Attribution Patching (AtP), as an approximation to Activation Patching, offers significant speedups but is not without its limitations. Notably, it encounters two main classes of failure modes: false negatives arising from attention saturation and brittle false negatives resulting from cancellations of positive and negative effects. These failures substantially reduce AtP's reliability, potentially overlooking crucial components involved in model behavior.

Introducing AtP*

To counter these deficiencies, this paper proposes AtP*, an enhanced version of AtP, incorporating two key modifications. Firstly, it adopts a recalculated softmax operation for queries and keys to tackle gradient approximation issues in saturated attention scenarios. Secondly, it introduces dropout in the backward pass to mitigate cancellations, thereby reducing brittle false negatives. These adjustments considerably preserve AtP's scalability while significantly curtailing its proneness to false negatives.

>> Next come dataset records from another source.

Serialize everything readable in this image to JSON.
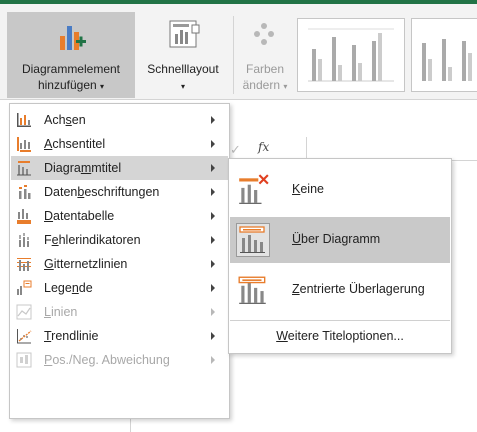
{
  "ribbon": {
    "add_element_line1": "Diagrammelement",
    "add_element_line2": "hinzufügen",
    "quick_layout": "Schnelllayout",
    "colors_line1": "Farben",
    "colors_line2": "ändern",
    "dropdown_arrow": "▾"
  },
  "formula_bar": {
    "check": "✓",
    "fx": "fx"
  },
  "menu": {
    "items": [
      {
        "pre": "Ach",
        "key": "s",
        "post": "en",
        "icon": "axes-icon",
        "disabled": false
      },
      {
        "pre": "",
        "key": "A",
        "post": "chsentitel",
        "icon": "axis-titles-icon",
        "disabled": false
      },
      {
        "pre": "Diagra",
        "key": "m",
        "post": "mtitel",
        "icon": "chart-title-icon",
        "disabled": false
      },
      {
        "pre": "Daten",
        "key": "b",
        "post": "eschriftungen",
        "icon": "data-labels-icon",
        "disabled": false
      },
      {
        "pre": "",
        "key": "D",
        "post": "atentabelle",
        "icon": "data-table-icon",
        "disabled": false
      },
      {
        "pre": "F",
        "key": "e",
        "post": "hlerindikatoren",
        "icon": "error-bars-icon",
        "disabled": false
      },
      {
        "pre": "",
        "key": "G",
        "post": "itternetzlinien",
        "icon": "gridlines-icon",
        "disabled": false
      },
      {
        "pre": "Lege",
        "key": "n",
        "post": "de",
        "icon": "legend-icon",
        "disabled": false
      },
      {
        "pre": "",
        "key": "L",
        "post": "inien",
        "icon": "lines-icon",
        "disabled": true
      },
      {
        "pre": "",
        "key": "T",
        "post": "rendlinie",
        "icon": "trendline-icon",
        "disabled": false
      },
      {
        "pre": "",
        "key": "P",
        "post": "os./Neg. Abweichung",
        "icon": "up-down-bars-icon",
        "disabled": true
      }
    ]
  },
  "submenu": {
    "items": [
      {
        "pre": "",
        "key": "K",
        "post": "eine",
        "icon": "no-title-icon"
      },
      {
        "pre": "",
        "key": "Ü",
        "post": "ber Diagramm",
        "icon": "above-chart-icon"
      },
      {
        "pre": "",
        "key": "Z",
        "post": "entrierte Überlagerung",
        "icon": "centered-overlay-icon"
      }
    ],
    "more": {
      "pre": "",
      "key": "W",
      "post": "eitere Titeloptionen..."
    }
  },
  "colors": {
    "accent": "#217346",
    "highlight": "#d5d5d5",
    "icon_orange": "#e87d2c",
    "icon_green": "#217346"
  }
}
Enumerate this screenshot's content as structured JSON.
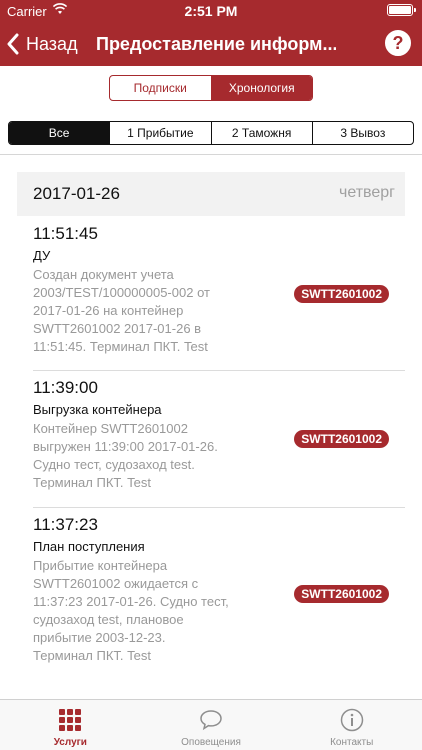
{
  "status_bar": {
    "carrier": "Carrier",
    "time": "2:51 PM"
  },
  "nav": {
    "back_label": "Назад",
    "title": "Предоставление информ...",
    "help_label": "?"
  },
  "segments_top": [
    "Подписки",
    "Хронология"
  ],
  "segments_filter": [
    "Все",
    "1 Прибытие",
    "2 Таможня",
    "3 Вывоз"
  ],
  "date_header": {
    "date": "2017-01-26",
    "weekday": "четверг"
  },
  "entries": [
    {
      "time": "11:51:45",
      "title": "ДУ",
      "desc_lines": [
        "Создан документ учета",
        "2003/TEST/100000005-002 от",
        "2017-01-26 на контейнер",
        "SWTT2601002 2017-01-26 в",
        "11:51:45. Терминал ПКТ. Test"
      ],
      "badge": "SWTT2601002"
    },
    {
      "time": "11:39:00",
      "title": "Выгрузка контейнера",
      "desc_lines": [
        "Контейнер SWTT2601002",
        "выгружен 11:39:00 2017-01-26.",
        "Судно тест, судозаход test.",
        "Терминал ПКТ. Test"
      ],
      "badge": "SWTT2601002"
    },
    {
      "time": "11:37:23",
      "title": "План поступления",
      "desc_lines": [
        "Прибытие контейнера",
        "SWTT2601002 ожидается с",
        "11:37:23 2017-01-26. Судно тест,",
        "судозаход test, плановое",
        "прибытие 2003-12-23.",
        "Терминал ПКТ. Test"
      ],
      "badge": "SWTT2601002"
    }
  ],
  "tabbar": {
    "items": [
      "Услуги",
      "Оповещения",
      "Контакты"
    ],
    "active": "Услуги"
  },
  "colors": {
    "brand": "#a62a2e",
    "muted_text": "#999999",
    "tab_inactive": "#8e8e8e"
  }
}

Systematic Evaluation of Patching Methods

Through exhaustive comparisons with both brute force Activation Patching and various approximations, including novel alternatives, the paper establishes that AtP significantly outperforms other methods in speed without compromising accuracy. With the introduction of AtP*, there’s a noticeable further improvement in performance, validating the proposed enhancements. Additionally, the authors present a diagnostic method to statistically bound the probability of any remaining false negatives in AtP* estimates, adding a layer of reliability in its application.

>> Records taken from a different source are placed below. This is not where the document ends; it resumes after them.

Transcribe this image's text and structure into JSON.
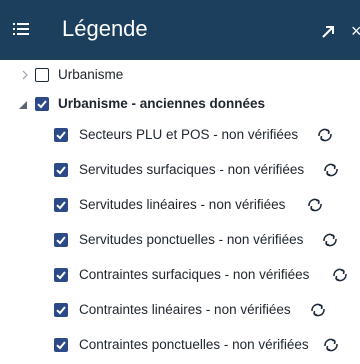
{
  "header": {
    "title": "Légende",
    "background": "#1b3f5c",
    "menu_icon": "hamburger-icon",
    "expand_icon": "arrow-up-right-icon",
    "close_icon": "close-icon"
  },
  "tree": {
    "groups": [
      {
        "label": "Urbanisme",
        "checked": false,
        "expanded": false
      },
      {
        "label": "Urbanisme - anciennes données",
        "checked": true,
        "expanded": true,
        "children": [
          {
            "label": "Secteurs PLU et POS - non vérifiées",
            "checked": true,
            "icon": "refresh-icon"
          },
          {
            "label": "Servitudes surfaciques - non vérifiées",
            "checked": true,
            "icon": "refresh-icon"
          },
          {
            "label": "Servitudes linéaires - non vérifiées",
            "checked": true,
            "icon": "refresh-icon"
          },
          {
            "label": "Servitudes ponctuelles - non vérifiées",
            "checked": true,
            "icon": "refresh-icon"
          },
          {
            "label": "Contraintes surfaciques - non vérifiées",
            "checked": true,
            "icon": "refresh-icon"
          },
          {
            "label": "Contraintes linéaires - non vérifiées",
            "checked": true,
            "icon": "refresh-icon"
          },
          {
            "label": "Contraintes ponctuelles - non vérifiées",
            "checked": true,
            "icon": "refresh-icon"
          }
        ]
      }
    ]
  },
  "colors": {
    "checkbox_checked": "#2c4a88",
    "text": "#20272f"
  }
}
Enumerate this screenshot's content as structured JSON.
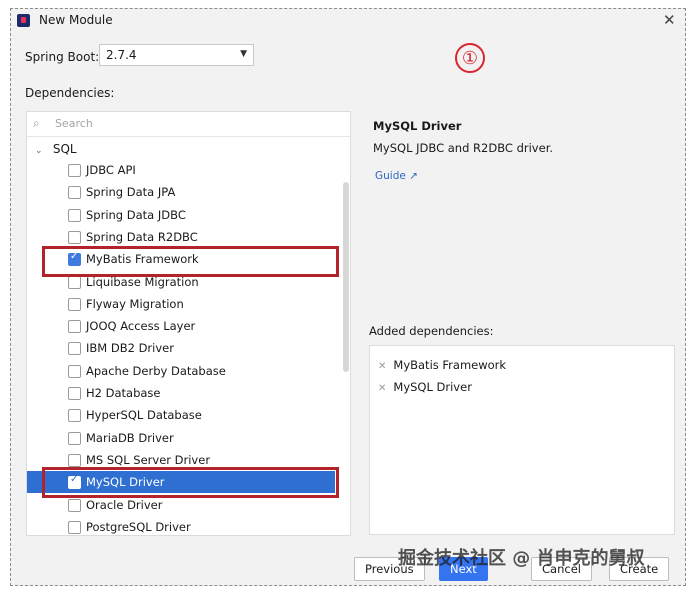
{
  "window": {
    "title": "New Module",
    "close_glyph": "✕"
  },
  "spring_boot": {
    "label": "Spring Boot:",
    "value": "2.7.4"
  },
  "step_marker": "①",
  "dependencies": {
    "label": "Dependencies:",
    "search_placeholder": "Search",
    "group": "SQL",
    "items": [
      {
        "label": "JDBC API",
        "checked": false
      },
      {
        "label": "Spring Data JPA",
        "checked": false
      },
      {
        "label": "Spring Data JDBC",
        "checked": false
      },
      {
        "label": "Spring Data R2DBC",
        "checked": false
      },
      {
        "label": "MyBatis Framework",
        "checked": true
      },
      {
        "label": "Liquibase Migration",
        "checked": false
      },
      {
        "label": "Flyway Migration",
        "checked": false
      },
      {
        "label": "JOOQ Access Layer",
        "checked": false
      },
      {
        "label": "IBM DB2 Driver",
        "checked": false
      },
      {
        "label": "Apache Derby Database",
        "checked": false
      },
      {
        "label": "H2 Database",
        "checked": false
      },
      {
        "label": "HyperSQL Database",
        "checked": false
      },
      {
        "label": "MariaDB Driver",
        "checked": false
      },
      {
        "label": "MS SQL Server Driver",
        "checked": false
      },
      {
        "label": "MySQL Driver",
        "checked": true,
        "selected": true
      },
      {
        "label": "Oracle Driver",
        "checked": false
      },
      {
        "label": "PostgreSQL Driver",
        "checked": false
      }
    ]
  },
  "info": {
    "title": "MySQL Driver",
    "description": "MySQL JDBC and R2DBC driver.",
    "guide": "Guide ↗"
  },
  "added": {
    "label": "Added dependencies:",
    "items": [
      "MyBatis Framework",
      "MySQL Driver"
    ]
  },
  "buttons": {
    "previous": "Previous",
    "next": "Next",
    "cancel": "Cancel",
    "create": "Create"
  },
  "watermark": "掘金技术社区 @ 肖申克的舅叔",
  "colors": {
    "selection": "#2e6fd1",
    "highlight_box": "#b3242a",
    "primary_button": "#3574f0"
  }
}
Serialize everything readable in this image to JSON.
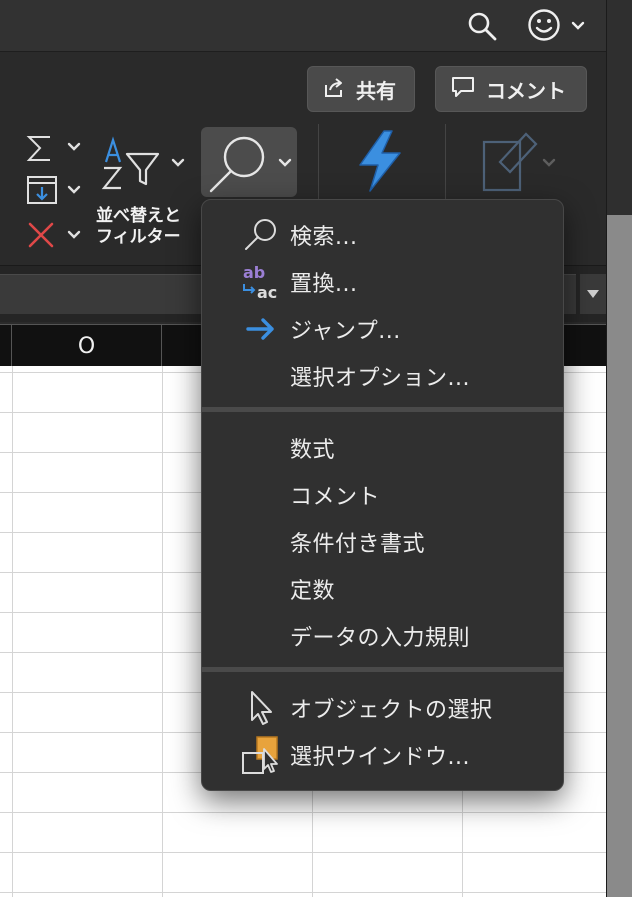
{
  "titlebar": {
    "search_icon": "search-icon",
    "feedback_icon": "smiley-icon"
  },
  "ribbon": {
    "share_label": "共有",
    "comment_label": "コメント",
    "sort_filter_label_line1": "並べ替えと",
    "sort_filter_label_line2": "フィルター",
    "find_select_icon": "magnifier-icon",
    "ideas_icon": "lightning-icon"
  },
  "sheet": {
    "column_header": "O"
  },
  "find_menu": {
    "items_top": [
      {
        "label": "検索...",
        "icon": "magnifier-icon"
      },
      {
        "label": "置換...",
        "icon": "replace-icon"
      },
      {
        "label": "ジャンプ...",
        "icon": "arrow-right-icon"
      },
      {
        "label": "選択オプション...",
        "icon": ""
      }
    ],
    "items_middle": [
      {
        "label": "数式"
      },
      {
        "label": "コメント"
      },
      {
        "label": "条件付き書式"
      },
      {
        "label": "定数"
      },
      {
        "label": "データの入力規則"
      }
    ],
    "items_bottom": [
      {
        "label": "オブジェクトの選択",
        "icon": "pointer-icon"
      },
      {
        "label": "選択ウインドウ...",
        "icon": "selection-pane-icon"
      }
    ]
  },
  "colors": {
    "accent_blue": "#3b8fe0",
    "replace_purple": "#9b7fd4",
    "selection_orange": "#e8a33c"
  }
}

Implications and Future Directions

Aside from demonstrating superior performance, the refinement and validation of AtP* have broader implications:

  • Theoretical Advancements: AtP* contributes to the understanding of interpretability in LLMs, highlighting both the potential and limitations of gradient-based approximations.
  • Practical Applications: By offering a scalable method for causal attribution, AtP* aids researchers in dissecting LLM behavior, paving the way for more interpretable and controllable models.
  • Future Research: The findings invite further exploration into other components like layer normalization and extensions to edge attribution and coarser nodes, suggesting an expansive horizon for future investigations in LLM interpretability.

Conclusion

This paper's journey into refining Attribution Patching underscores the intricate balance between computationally feasible methods and the fidelity of causal attributions in LLMs. AtP*, with its careful adjustments, represents a significant step forward in this domain, offering a viable path for rigorously unraveling the mechanisms underpinning LLM behaviors. By leaning into the complexities and addressing the subtleties head-on, we inch closer to the larger goal of creating transparent, interpretable, and reliable AI systems.